Final Dataset Breakdown
Theme Name | # Images | Source Type |
---|---|---|
Classic Green (default) | 350 | Camera (280), Screenshots (70) |
Brown (Brown board, Classic Pieces) | 200 | Camera (160), Screenshots (40) |
Icy Sea | 80 | Camera (65), Screenshots (15) |
Dark Wood (Walnut) | 150 | Camera (120), Screenshots (30) |
High-Contrast (B&W) | 100 | Camera (80), Screenshots (20) |
Tournament (Dark Green) | 50 | Camera (40), Screenshots (10) |
Glass Pieces | 30 | Camera (24), Screenshots (6) |
Bubblegum | 20 | Camera (16), Screenshots (4) |
Lolz (Dark/grey) | 10 | Camera (8), Screenshots (2) |
Total | 1000 |
Labeling Strategy
- We will label individual chess pieces with bounding boxes on cropped chessboard images.

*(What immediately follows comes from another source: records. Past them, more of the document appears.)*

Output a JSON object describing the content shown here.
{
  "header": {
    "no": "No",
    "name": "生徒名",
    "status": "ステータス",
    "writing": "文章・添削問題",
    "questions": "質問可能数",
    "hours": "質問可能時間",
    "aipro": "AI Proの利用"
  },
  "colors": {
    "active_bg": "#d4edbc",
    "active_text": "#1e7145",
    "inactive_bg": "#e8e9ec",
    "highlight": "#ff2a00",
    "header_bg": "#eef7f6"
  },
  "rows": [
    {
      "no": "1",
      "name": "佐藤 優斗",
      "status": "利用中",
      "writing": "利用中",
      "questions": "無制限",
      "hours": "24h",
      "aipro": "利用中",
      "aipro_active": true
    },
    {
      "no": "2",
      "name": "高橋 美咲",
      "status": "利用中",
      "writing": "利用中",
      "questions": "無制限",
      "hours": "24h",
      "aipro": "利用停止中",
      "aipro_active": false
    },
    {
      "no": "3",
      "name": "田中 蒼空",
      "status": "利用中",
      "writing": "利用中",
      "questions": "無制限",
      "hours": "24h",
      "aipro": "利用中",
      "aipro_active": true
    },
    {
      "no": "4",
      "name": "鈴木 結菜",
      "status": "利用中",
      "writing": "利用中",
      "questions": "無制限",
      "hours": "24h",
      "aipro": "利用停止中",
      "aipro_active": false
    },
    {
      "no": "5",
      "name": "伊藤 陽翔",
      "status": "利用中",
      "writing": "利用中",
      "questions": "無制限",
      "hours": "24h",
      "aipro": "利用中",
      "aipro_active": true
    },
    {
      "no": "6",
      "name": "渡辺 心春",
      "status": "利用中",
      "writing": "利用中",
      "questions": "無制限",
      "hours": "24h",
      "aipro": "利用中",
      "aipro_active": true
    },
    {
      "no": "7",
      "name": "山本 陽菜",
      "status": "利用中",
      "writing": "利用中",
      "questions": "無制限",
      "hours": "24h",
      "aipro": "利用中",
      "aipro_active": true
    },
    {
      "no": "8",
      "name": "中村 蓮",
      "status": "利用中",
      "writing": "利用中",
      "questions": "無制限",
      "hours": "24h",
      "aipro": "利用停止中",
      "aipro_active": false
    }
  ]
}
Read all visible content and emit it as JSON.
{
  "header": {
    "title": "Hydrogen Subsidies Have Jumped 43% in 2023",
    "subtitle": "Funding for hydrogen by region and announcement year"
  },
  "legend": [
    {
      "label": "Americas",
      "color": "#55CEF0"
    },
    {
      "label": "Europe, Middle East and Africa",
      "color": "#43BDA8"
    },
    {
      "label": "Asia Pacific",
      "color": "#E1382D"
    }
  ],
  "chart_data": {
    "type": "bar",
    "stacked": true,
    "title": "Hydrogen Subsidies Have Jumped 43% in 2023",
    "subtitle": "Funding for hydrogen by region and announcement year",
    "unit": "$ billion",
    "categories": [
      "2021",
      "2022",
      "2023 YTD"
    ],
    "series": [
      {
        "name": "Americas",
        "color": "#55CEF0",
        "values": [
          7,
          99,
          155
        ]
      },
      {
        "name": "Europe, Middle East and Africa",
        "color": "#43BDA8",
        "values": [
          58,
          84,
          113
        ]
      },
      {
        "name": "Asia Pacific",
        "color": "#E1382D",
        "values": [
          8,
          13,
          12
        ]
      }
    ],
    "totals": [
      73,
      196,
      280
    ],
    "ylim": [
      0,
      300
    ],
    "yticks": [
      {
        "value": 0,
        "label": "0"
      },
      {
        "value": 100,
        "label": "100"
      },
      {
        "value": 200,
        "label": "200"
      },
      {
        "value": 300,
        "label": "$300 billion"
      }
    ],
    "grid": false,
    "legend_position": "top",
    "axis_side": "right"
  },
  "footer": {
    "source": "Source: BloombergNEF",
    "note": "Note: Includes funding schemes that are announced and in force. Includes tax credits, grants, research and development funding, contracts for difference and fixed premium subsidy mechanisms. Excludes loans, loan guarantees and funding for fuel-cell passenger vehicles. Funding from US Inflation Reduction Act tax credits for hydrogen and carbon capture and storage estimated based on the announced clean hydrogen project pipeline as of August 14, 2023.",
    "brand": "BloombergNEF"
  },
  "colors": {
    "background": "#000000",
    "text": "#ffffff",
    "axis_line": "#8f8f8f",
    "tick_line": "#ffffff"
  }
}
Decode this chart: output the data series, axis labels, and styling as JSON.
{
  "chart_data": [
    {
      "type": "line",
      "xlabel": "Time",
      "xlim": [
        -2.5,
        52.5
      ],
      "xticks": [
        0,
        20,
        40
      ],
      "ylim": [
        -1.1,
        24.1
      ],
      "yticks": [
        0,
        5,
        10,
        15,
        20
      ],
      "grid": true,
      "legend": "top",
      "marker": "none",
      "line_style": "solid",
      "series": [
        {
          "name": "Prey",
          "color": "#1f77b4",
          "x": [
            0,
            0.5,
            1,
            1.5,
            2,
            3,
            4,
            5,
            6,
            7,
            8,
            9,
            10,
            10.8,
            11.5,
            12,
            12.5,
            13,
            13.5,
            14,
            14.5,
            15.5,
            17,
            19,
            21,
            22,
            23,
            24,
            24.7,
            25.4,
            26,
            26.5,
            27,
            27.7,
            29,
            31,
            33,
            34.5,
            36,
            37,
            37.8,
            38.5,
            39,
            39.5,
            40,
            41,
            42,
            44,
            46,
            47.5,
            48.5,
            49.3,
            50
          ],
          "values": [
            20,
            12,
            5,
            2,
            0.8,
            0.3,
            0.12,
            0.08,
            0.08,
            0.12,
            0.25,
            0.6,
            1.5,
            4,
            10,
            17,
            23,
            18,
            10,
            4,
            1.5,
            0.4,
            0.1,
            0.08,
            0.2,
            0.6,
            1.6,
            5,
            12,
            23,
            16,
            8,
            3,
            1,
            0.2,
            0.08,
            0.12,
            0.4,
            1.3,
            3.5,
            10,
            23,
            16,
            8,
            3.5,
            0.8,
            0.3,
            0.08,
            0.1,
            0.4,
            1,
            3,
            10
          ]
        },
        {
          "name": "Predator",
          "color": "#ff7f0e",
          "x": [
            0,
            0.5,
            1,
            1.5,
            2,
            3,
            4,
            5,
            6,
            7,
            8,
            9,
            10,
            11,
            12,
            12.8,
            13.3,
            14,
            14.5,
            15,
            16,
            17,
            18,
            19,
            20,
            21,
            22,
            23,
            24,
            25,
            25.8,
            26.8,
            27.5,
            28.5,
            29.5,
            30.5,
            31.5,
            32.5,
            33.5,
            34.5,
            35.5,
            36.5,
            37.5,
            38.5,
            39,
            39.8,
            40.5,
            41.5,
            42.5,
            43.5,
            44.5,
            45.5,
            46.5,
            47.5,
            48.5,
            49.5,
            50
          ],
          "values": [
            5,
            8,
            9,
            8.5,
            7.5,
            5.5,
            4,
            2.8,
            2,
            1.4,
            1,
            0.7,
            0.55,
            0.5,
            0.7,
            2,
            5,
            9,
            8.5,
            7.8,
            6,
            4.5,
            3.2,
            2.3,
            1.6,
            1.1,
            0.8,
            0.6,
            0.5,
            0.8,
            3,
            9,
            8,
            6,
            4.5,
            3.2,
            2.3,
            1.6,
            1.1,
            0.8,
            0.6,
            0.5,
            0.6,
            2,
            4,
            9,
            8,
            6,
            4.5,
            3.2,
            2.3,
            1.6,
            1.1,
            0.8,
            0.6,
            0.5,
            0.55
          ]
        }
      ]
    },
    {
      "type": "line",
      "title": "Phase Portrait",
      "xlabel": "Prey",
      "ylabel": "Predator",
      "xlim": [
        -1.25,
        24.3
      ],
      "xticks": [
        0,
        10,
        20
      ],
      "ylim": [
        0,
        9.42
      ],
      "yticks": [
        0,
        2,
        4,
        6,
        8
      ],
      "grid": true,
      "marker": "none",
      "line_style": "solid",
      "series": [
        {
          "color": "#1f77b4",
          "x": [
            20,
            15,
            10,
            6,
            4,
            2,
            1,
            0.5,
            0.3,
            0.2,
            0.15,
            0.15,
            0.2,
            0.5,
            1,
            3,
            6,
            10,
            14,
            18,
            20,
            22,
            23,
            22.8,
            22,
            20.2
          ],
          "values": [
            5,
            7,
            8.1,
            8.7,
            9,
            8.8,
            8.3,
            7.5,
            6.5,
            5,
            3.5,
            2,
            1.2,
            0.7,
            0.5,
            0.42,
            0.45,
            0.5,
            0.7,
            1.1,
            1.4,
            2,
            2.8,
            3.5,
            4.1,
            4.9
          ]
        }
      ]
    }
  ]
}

- We are using Roboflow for annotation, which allows us to efficiently label and manage our dataset while ensuring consistency across different board themes and piece types.
- Our labels will include:
white_pawn
,white_rook
,white_knight
,white_bishop
,white_queen
,white_king
black_pawn
,black_rook
,black_knight
,black_bishop
,black_queen
,black_king
Bias Prevention Strategy
-
1️⃣ Use a Mix of Opening, Midgame, and Endgame Positions: Ensure dataset includes game states where some pawns are missing (not just opening positions).
-
2️⃣ Include Tactics & Studies: Some datasets can include puzzle positions, sacrifices, and pawnless endgames to balance things.
-
3️⃣ Filter Out Too Many “Full Pawn Ranks” Boards: If too many images have 8 pawns per side, balance it by adding captured-pawn scenarios.
Data Augmentation
We will use augmentation techniques to automatically simulate image quality variations such as:
- Perspective transformations (angled photographs)
- Brightness and contrast adjustments (lighting variations)
- Blur and noise (lower-quality captures)
This effectively increases our dataset size by approximately 3–4 times, significantly enhancing model generalization.
Augmentation Pipeline (Python example)
import albumentations as A
import cv2
augmentation_pipeline = A.Compose([
A.Perspective(scale=(0.05, 0.1), p=0.6),
A.RandomBrightnessContrast(p=0.7),
A.GaussianBlur(blur_limit=(3, 7), p=0.4),
A.GaussNoise(var_limit=(10, 30), p=0.3),
A.Rotate(limit=10, p=0.5),
A.RandomCrop(width=700, height=700, p=0.2),
])
# Usage example:
image = cv2.imread('original_image.png')
augmented = augmentation_pipeline(image=image)['image']
cv2.imwrite('augmented_image.png', augmented)
Roles and Responsibilities
Our Role | Augmentation’s Role |
---|---|
Capture and label original Chess.com images | Generate realistic image variations |
Set augmentation parameters | Automatically simulate quality variations |
Periodically validate augmented images | Efficiently create diverse training examples |
Next Steps
- Collect our initial images based on the above table (total 1000).
- Set up the augmentation pipeline using Albumentations.
- Train the YOLO model and export it to CoreML for integration into our iOS application.
- Continuously validate the model’s performance and improve based on user feedback.